Question:

Consider the function f(x) = 2x + 1 defined for x ≥ 0. The graph of f is shown below:

(a) Find the area of the region bounded by the graph of f(x) and the x-axis, in the interval [1, 3].

(b) Find the x-coordinate(s) of the point(s) on the graph of f(x) where the tangent line is parallel to the x-axis.

(c) Find the value of k such that the area of the region bounded by the graph of f(x) and the x-axis, in the interval [0, k], is equal to 9.

Answer:

(a) To find the area of the region bounded by the graph of f(x) and the x-axis in the interval [1, 3], we need to find the definite integral of f(x) in this interval.

The definite integral is given by:

∫[a, b] f(x) dx

In this case, a = 1 and b = 3. Substituting these values into the definite integral:

∫[1, 3] f(x) dx = ∫[1, 3] (2x + 1) dx

To evaluate this integral, we will use the power rule of integration:

∫x^n dx = (x^(n+1))/(n+1) + C, where n ≠ -1

Applying the power rule, we have:

∫[1, 3] (2x + 1) dx = [(2x^2)/2 + x] | [1,3] = (2(3)^2)/2 + 3 - (2(1)^2)/2 - 1

Simplifying, we get:

Area = (18/2 + 3) - (2/2 + 1) = 12 + 3 - 1 = 14

Therefore, the area of the region bounded by the graph of f(x) and the x-axis in the interval [1, 3] is 14 square units.

(b) To find the x-coordinate(s) of the point(s) on the graph of f(x) where the tangent line is parallel to the x-axis, we need to find the value(s) of x where f'(x) = 0.

First, let's find f'(x) by differentiating f(x):

f'(x) = d/dx (2x + 1) = 2

Since f'(x) is a constant (2), it is never equal to 0. Therefore, there are no x-coordinate(s) where the tangent line to the graph of f(x) is parallel to the x-axis.
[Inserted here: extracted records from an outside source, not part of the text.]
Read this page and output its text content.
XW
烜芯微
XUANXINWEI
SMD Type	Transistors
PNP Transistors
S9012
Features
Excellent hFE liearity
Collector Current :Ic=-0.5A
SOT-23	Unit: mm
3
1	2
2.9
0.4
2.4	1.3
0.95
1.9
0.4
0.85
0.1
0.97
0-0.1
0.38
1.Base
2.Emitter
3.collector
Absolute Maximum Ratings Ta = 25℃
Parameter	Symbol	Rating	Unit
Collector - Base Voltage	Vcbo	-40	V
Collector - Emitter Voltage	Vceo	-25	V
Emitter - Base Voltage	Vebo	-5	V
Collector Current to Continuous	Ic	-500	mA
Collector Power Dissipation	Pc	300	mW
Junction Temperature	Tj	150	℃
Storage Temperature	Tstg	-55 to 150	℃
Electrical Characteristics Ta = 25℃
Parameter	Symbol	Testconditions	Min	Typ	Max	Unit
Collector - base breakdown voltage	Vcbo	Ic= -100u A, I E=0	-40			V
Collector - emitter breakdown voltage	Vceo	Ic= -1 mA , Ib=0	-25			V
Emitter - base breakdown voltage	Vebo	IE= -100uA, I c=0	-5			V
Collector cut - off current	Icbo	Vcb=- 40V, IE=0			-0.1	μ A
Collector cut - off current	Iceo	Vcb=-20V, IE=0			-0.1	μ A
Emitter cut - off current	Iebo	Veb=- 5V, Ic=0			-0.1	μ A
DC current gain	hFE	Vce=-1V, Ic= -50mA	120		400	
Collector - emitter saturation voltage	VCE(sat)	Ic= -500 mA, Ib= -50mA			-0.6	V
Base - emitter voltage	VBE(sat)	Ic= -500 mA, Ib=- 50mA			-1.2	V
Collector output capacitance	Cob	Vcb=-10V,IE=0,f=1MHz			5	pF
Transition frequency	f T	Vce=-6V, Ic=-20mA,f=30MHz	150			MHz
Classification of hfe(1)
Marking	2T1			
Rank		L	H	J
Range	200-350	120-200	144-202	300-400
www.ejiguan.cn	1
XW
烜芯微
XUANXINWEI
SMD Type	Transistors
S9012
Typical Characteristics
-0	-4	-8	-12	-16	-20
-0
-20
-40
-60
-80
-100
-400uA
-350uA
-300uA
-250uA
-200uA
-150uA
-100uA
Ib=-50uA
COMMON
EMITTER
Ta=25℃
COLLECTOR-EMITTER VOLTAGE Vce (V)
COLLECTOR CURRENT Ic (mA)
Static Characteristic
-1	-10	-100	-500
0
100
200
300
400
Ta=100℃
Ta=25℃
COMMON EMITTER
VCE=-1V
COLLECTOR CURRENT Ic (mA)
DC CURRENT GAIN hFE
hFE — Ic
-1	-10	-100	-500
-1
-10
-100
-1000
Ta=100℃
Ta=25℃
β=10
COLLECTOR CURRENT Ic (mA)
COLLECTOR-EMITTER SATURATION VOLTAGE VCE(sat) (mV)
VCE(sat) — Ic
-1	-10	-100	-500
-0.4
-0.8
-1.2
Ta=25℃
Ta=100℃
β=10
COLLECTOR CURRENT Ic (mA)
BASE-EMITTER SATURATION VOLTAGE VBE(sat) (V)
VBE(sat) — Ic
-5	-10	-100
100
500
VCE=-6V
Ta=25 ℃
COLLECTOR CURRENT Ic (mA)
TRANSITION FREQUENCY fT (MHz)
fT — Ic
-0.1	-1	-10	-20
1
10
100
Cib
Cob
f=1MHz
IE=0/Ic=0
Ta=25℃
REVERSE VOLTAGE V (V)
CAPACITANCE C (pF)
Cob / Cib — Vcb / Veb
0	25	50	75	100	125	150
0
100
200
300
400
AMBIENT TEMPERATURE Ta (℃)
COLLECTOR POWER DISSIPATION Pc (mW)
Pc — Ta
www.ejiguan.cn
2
(c) To find the value of k such that the area of the region bounded by the graph of f(x) and the x-axis in the interval [0, k] is equal to 9, we need to solve the following equation:

∫[0, k] (2x + 1) dx = 9

Using the definite integral formula and the power rule of integration, we have:

[(2x^2)/2 + x] | [0, k] = (2k^2)/2 + k - (2(0)^2)/2 - 0 = k^2 + k - 0 = k^2 + k

Simplifying, we have:

k^2 + k = 9

Rearranging the equation, we get:

k^2 + k - 9 = 0

This is a quadratic equation that can be factored:

(k - 2)(k + 3) = 0

Setting each factor equal to 0, we find two possible values for k:

k - 2 = 0 => k = 2 k + 3 = 0 => k = -3

Since k represents a length and it cannot be negative, we discard the solution k = -3.

Therefore, the value of k such that the area of the region bounded by the graph of f(x) and the x-axis in the interval [0, k] is equal to 9 is k = 2.